Ingredients (period version)
- Dungeness crab — one, in pieces (centrepiece)
- Mussels and clams — a basin (seafood)
- Shrimp — a generous handful (seafood)
- Firm white fish — a few fillets (flesh)
- Tomatoes — in abundance (broth base)
- Dry white wine — a large glass (tangy deglazing)
- Garlic, onion, fennel — in profusion (aromatics)
- San Francisco sourdough bread — one large loaf (accompaniment)
Ingredients
- Crab (claws and body) or brown crab — 1 (≈800 g), in pieces (centrepiece)

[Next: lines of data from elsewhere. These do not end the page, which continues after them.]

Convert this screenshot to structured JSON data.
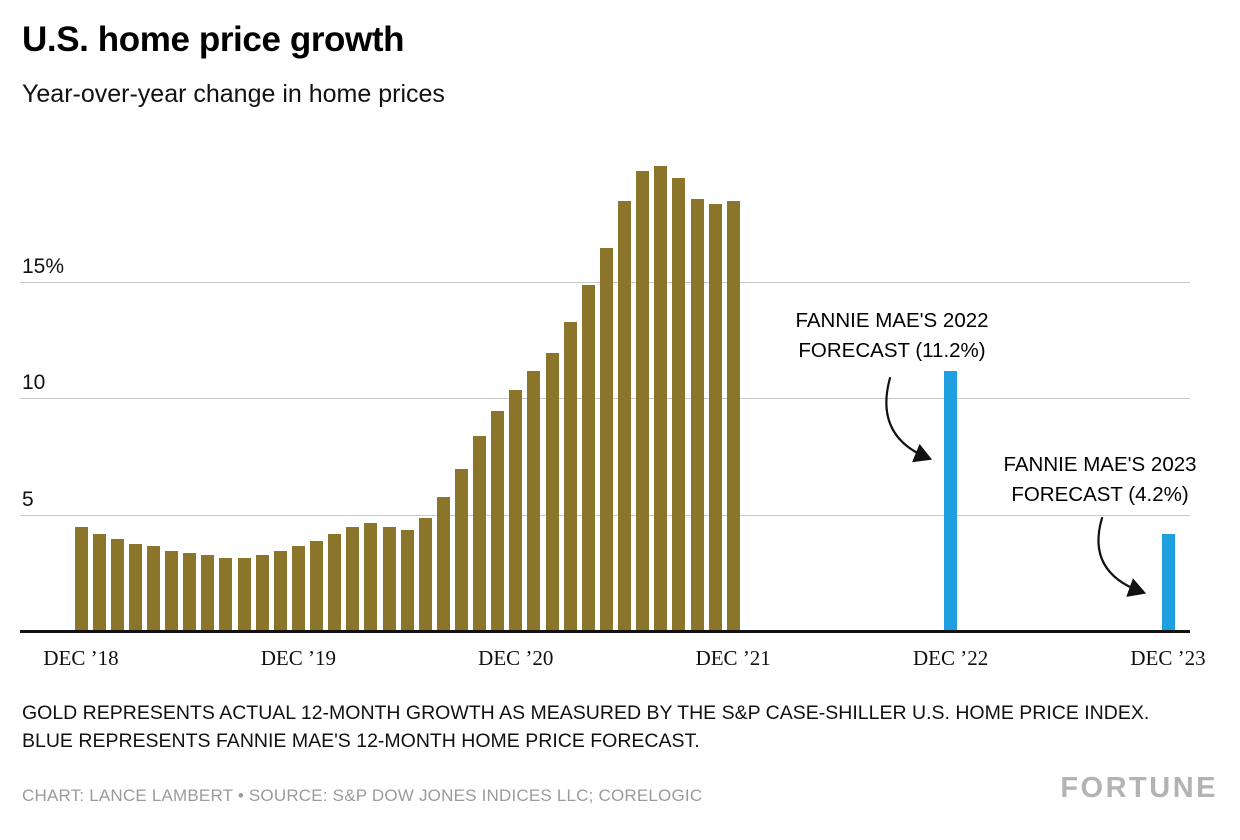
{
  "header": {
    "title": "U.S. home price growth",
    "subtitle": "Year-over-year change in home prices"
  },
  "chart_data": {
    "type": "bar",
    "unit": "percent",
    "ylim": [
      0,
      20.7
    ],
    "grid": true,
    "y_ticks": [
      {
        "value": 5,
        "label": "5"
      },
      {
        "value": 10,
        "label": "10"
      },
      {
        "value": 15,
        "label": "15%"
      }
    ],
    "x_ticks": [
      {
        "month_index": 0,
        "label": "DEC ’18"
      },
      {
        "month_index": 12,
        "label": "DEC ’19"
      },
      {
        "month_index": 24,
        "label": "DEC ’20"
      },
      {
        "month_index": 36,
        "label": "DEC ’21"
      },
      {
        "month_index": 48,
        "label": "DEC ’22"
      },
      {
        "month_index": 60,
        "label": "DEC ’23"
      }
    ],
    "series": [
      {
        "name": "Actual 12-month growth (S&P Case-Shiller U.S. Home Price Index)",
        "color": "#8b752b",
        "start_month_index": 0,
        "x": [
          "Dec '18",
          "Jan '19",
          "Feb '19",
          "Mar '19",
          "Apr '19",
          "May '19",
          "Jun '19",
          "Jul '19",
          "Aug '19",
          "Sep '19",
          "Oct '19",
          "Nov '19",
          "Dec '19",
          "Jan '20",
          "Feb '20",
          "Mar '20",
          "Apr '20",
          "May '20",
          "Jun '20",
          "Jul '20",
          "Aug '20",
          "Sep '20",
          "Oct '20",
          "Nov '20",
          "Dec '20",
          "Jan '21",
          "Feb '21",
          "Mar '21",
          "Apr '21",
          "May '21",
          "Jun '21",
          "Jul '21",
          "Aug '21",
          "Sep '21",
          "Oct '21",
          "Nov '21",
          "Dec '21"
        ],
        "values": [
          4.5,
          4.2,
          4.0,
          3.8,
          3.7,
          3.5,
          3.4,
          3.3,
          3.2,
          3.2,
          3.3,
          3.5,
          3.7,
          3.9,
          4.2,
          4.5,
          4.7,
          4.5,
          4.4,
          4.9,
          5.8,
          7.0,
          8.4,
          9.5,
          10.4,
          11.2,
          12.0,
          13.3,
          14.9,
          16.5,
          18.5,
          19.8,
          20.0,
          19.5,
          18.6,
          18.4,
          18.5
        ]
      },
      {
        "name": "Fannie Mae 12-month home price forecast",
        "color": "#1f9fdf",
        "points": [
          {
            "x": "DEC ’22",
            "month_index": 48,
            "value": 11.2
          },
          {
            "x": "DEC ’23",
            "month_index": 60,
            "value": 4.2
          }
        ]
      }
    ],
    "annotations": [
      {
        "text": "FANNIE MAE'S 2022 FORECAST (11.2%)",
        "value": 11.2
      },
      {
        "text": "FANNIE MAE'S 2023 FORECAST (4.2%)",
        "value": 4.2
      }
    ]
  },
  "footer": {
    "note": "GOLD REPRESENTS ACTUAL 12-MONTH GROWTH AS MEASURED BY THE S&P CASE-SHILLER U.S. HOME PRICE INDEX. BLUE REPRESENTS FANNIE MAE'S 12-MONTH HOME PRICE FORECAST.",
    "credit": "CHART: LANCE LAMBERT • SOURCE: S&P DOW JONES INDICES LLC; CORELOGIC",
    "brand": "FORTUNE"
  }
}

- Mussels — 500 g, cleaned (seafood)
- Clams — 500 g, purged (seafood)
- Raw shrimp — 250 g, peeled (seafood)
- Firm white fish fillet (cod, monkfish) — 400 g, in large cubes (flesh)
- Crushed tomatoes — 1 can (400 g) (broth base)
- Dry white wine — 200 ml (tangy deglazing)
- Onion + fennel bulb — 1 each, sliced (aromatics)
- Garlic — 4 cloves, minced (aromatic)
- Fish stock or water — 500 ml (liquid)
- Olive oil, parsley, chili flakes, salt — to taste (seasoning)
- Sourdough bread — 1 loaf (accompaniment)
Method
- Sauté onion, fennel, and garlic in olive oil until softened, without browning.
- Pour in the white wine, let reduce by half, then add tomatoes and stock; season and simmer for 20 min.
- First add the crab and clams (the ones that take longest to open), cover for 5 min.
- Add mussels, shrimp, and fish cubes; cover for another 5–7 min, until shellfish open and fish is opaque.
- Discard any unopened shellfish, sprinkle with parsley.
- Serve boiling hot in a large pot at the center of the table, with grilled sourdough bread for dipping.
How it was made : Cioppino originated in the late 19th century among Ligurian and Sicilian fishermen in San Francisco's North Beach, who would 'chip in' a share of their day's catch into a communal pot. The broth varied depending on what came up in the nets — a dish without a fixed recipe, collaborative by essence.
The contemporary twist : Served in a hollowed-out sourdough bread loaf as an edible bowl, like at the clam chowder bars of Fisherman's Wharf.